Dave Grohl is the Paul McCartney of the 90s - survived the breakup of a band that had massive mainstream success, reinvented himself as a solo artist, now gets to be a lifetime musician with more money than god. I like Nirvana and I like early Foo Fighters, but modern Dave Grohl has been churning out hard-rock oatmeal with copy-paste lyrics since Colour and the Shape.
The Foo Fighters still sell out arenas... wtf are you talking about?
> creative new songs.

Not so sure about this one. Tons of respect for Dave having this amount of longevity though.

Dave Grohl still sells out large venues. He’s still pretty popular.
He's popular among a core group of ageing followers... his die hard fans (and yes, there are a lot of them). But he's not popular in the sense that he's the new "it."
Not many people are It in rock anymore. It’s diversified into many fringe subgroups. Which is great. Just means fewer superstars.
Aging followers are as much followers as young ones. It is not lesser to create for older people and stuff that appeals to them. Just like with art for any other minority.
I didn't say it was lesser. I said it's different than being the new "it." There's "popular" and then there's "society thinks this is the cutting edge of culture - popular." Dave Grohl is the first one.

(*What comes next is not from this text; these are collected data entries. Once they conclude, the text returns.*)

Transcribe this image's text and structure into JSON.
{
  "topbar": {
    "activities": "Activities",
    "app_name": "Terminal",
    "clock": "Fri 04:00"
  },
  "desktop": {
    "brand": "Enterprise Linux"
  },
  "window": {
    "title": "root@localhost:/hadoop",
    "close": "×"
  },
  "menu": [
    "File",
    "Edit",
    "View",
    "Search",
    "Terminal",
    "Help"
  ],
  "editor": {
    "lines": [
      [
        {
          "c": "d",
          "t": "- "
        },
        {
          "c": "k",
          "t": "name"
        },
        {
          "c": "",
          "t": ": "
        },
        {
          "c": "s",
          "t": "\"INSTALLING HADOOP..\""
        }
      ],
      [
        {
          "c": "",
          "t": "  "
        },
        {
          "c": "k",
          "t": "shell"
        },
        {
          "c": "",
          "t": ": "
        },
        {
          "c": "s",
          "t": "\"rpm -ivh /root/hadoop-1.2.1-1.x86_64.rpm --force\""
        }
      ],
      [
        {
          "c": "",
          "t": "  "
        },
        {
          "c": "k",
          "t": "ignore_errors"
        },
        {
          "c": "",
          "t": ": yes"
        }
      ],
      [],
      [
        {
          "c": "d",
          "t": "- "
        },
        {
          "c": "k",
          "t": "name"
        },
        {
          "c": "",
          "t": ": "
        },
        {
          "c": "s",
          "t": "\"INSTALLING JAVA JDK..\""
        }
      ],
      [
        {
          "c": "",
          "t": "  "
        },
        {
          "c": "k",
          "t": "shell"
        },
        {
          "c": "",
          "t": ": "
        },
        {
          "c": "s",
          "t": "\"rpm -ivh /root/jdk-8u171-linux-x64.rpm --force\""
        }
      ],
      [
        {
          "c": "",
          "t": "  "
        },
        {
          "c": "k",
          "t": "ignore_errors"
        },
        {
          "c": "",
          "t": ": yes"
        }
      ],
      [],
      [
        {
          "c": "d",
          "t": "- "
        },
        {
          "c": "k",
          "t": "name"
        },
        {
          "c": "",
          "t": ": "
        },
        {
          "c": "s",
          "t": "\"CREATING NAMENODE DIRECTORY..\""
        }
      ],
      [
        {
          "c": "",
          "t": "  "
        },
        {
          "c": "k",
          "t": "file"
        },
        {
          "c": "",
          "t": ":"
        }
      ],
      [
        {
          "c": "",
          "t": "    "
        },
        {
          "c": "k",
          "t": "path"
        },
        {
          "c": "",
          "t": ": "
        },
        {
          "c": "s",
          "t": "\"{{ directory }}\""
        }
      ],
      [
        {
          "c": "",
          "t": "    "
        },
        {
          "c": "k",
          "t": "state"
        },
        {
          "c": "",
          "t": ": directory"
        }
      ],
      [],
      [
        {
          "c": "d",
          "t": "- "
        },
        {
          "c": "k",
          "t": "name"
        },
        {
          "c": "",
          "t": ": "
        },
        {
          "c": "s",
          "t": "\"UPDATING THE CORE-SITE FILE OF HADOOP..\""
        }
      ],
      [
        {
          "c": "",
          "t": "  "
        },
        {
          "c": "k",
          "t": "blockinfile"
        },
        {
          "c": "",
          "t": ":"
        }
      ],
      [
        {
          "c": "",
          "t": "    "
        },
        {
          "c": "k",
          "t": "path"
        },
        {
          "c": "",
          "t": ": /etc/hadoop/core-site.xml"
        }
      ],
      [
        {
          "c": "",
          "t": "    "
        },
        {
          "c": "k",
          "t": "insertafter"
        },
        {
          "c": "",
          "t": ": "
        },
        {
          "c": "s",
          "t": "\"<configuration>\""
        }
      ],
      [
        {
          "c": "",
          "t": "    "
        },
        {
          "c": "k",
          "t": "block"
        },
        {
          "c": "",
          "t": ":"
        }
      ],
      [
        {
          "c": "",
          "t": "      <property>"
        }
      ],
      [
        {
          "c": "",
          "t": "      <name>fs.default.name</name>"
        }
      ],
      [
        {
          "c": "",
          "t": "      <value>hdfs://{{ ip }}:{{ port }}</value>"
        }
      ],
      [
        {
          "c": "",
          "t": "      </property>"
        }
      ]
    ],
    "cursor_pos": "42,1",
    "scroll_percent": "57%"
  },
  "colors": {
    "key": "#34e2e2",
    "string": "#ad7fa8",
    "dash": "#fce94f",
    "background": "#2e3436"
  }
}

Not the first. Maybe the first one recently. The old fart from Liverpool and his mates sorta roto-rootered culture and defined “it” for a while. Phil Collins, unfortunately, was the face of pop music in the 80’s. So “average bloke” was a popular look I guess. Chops as a drummer and grew up playing complex music but neither made the big bux. He paid the price for it it seems but survived.
First as in, he's the first example, not the second example.
Is there even a new "it" recently for instrument playing musicians?